The UCLA Law Review has published two notable articles on the topic of girls in the juvenile justice system as part of their 2012 symposium, Underprotected & Overpoliced: Women, Race & Criminalization.
Both articles are available for free download from the Law Review’s website.
The first, Blind Discretion: Girls of Color and Delinquency in the Juvenile Justice System, is by Jyoti Nanda, Lecturer in Law, Core Faculty in both the Critical Race Studies Program and the David J. Epstein Program in Public Interest Law & Policy at UCLA School of Law.
Here is the abstract:
The juvenile justice system was designed to empower its decisionmakers with a wide grant of discretion in hopes of better addressing youth in a more individualistic and holistic, and therefore more effective, manner. Unfortunately for girls of color in the system, this discretionary charter given to police, probation officers, and especially judges has operated without sufficiently acknowledging and addressing their unique position. Indeed, the dearth of adequate gender/race intersectional analysis in the research and the stark absence of significant system tools directed at the specific characteristics of and circumstances faced by girls of color have tracked alarming trends such as the rising number of girls in the system and the relatively harsher punishment they receive compared to boys for similar offenses. This willful blindness must stop. This Article discusses the history and modern status of the juvenile justice system as it relates to girls of color, showing how it does not, in fact, relate to girls of color. There is hope, however. This Article concludes with policy recommendations, focusing on practical solutions and tools that will help decisionmakers exercise their considerable discretion to serve, rather than disserve, girls of color. The message to system actors is simple: Open your eyes! We owe that to our girls.

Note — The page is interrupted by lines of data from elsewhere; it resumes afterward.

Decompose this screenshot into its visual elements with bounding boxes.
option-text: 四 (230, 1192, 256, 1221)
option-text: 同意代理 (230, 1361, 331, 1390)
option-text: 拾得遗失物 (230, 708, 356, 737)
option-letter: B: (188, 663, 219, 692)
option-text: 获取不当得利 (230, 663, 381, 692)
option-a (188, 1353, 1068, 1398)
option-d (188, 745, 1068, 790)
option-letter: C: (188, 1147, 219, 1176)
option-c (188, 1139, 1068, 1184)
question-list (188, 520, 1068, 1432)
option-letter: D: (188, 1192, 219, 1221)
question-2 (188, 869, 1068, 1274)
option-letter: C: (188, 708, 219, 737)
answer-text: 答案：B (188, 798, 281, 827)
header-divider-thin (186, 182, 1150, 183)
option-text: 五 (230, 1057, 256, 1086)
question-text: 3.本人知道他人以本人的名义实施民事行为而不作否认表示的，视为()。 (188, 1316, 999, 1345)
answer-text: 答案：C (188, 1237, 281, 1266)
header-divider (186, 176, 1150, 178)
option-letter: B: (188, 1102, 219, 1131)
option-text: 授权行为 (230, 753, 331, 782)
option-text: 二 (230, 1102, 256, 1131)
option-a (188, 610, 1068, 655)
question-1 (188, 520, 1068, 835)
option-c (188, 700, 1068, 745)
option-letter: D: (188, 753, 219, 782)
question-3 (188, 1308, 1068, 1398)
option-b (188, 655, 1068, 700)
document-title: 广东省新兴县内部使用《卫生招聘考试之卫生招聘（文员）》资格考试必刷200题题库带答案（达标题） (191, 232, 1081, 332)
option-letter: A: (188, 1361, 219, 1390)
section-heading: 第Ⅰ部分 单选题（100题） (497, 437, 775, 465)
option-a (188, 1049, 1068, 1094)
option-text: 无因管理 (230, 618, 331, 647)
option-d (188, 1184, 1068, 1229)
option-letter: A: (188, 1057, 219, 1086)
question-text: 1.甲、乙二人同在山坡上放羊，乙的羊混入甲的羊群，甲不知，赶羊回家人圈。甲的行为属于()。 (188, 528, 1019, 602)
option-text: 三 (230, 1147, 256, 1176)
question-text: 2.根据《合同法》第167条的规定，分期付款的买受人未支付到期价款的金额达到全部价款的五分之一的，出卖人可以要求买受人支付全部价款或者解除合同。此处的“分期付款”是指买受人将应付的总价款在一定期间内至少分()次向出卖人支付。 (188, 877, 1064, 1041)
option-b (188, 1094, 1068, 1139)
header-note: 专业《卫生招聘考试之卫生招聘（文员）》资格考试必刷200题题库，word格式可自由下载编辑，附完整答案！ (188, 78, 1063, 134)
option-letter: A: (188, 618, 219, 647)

The full article may be downloaded here.
The second, Justice for Girls: Are We Making Progress, is by Francine T. Sherman, Visiting Clinical Professor and Director, Juvenile Rights Advocacy Project, Boston College Law School.
Here is the abstract:
Over the course of more than a century, structural gender bias has been a remarkably durable feature of U.S. juvenile justice systems. Consequently, as these systems have developed over the years, reducing gender bias and addressing girls in helpful, rather than harmful, ways has required specific and concerted efforts on the part of federal and state governments. Currently, there are a number of positive trends in juvenile justice, including policy and practice that is increasingly developmentally centered and data driven. The question for those focused on girls in the juvenile justice system is how to ensure that girls are the beneficiaries of these positive trends.
This Article discusses the history of federal leadership on girls’ issues and then considers the impact on girls of current trends toward developmentally centered and data-driven juvenile justice. It considers the application of developmentally centered policy in relation to girls who experience family violence and those who are commercially sexually exploited. The Article then examines the movement toward data-driven decisionmaking for its potential to reduce embedded gender bias and particularly bias at the intersection of race and gender. It examines the impact on girls of the increasing use of assessment instruments and the consequences of greater reliance on evidence-based practice as further illustrations of the new data-driven approaches. Throughout, the Article discusses the implications of these trends for girls and suggests ways that systems can ensure that girls’ issues are considered and addressed.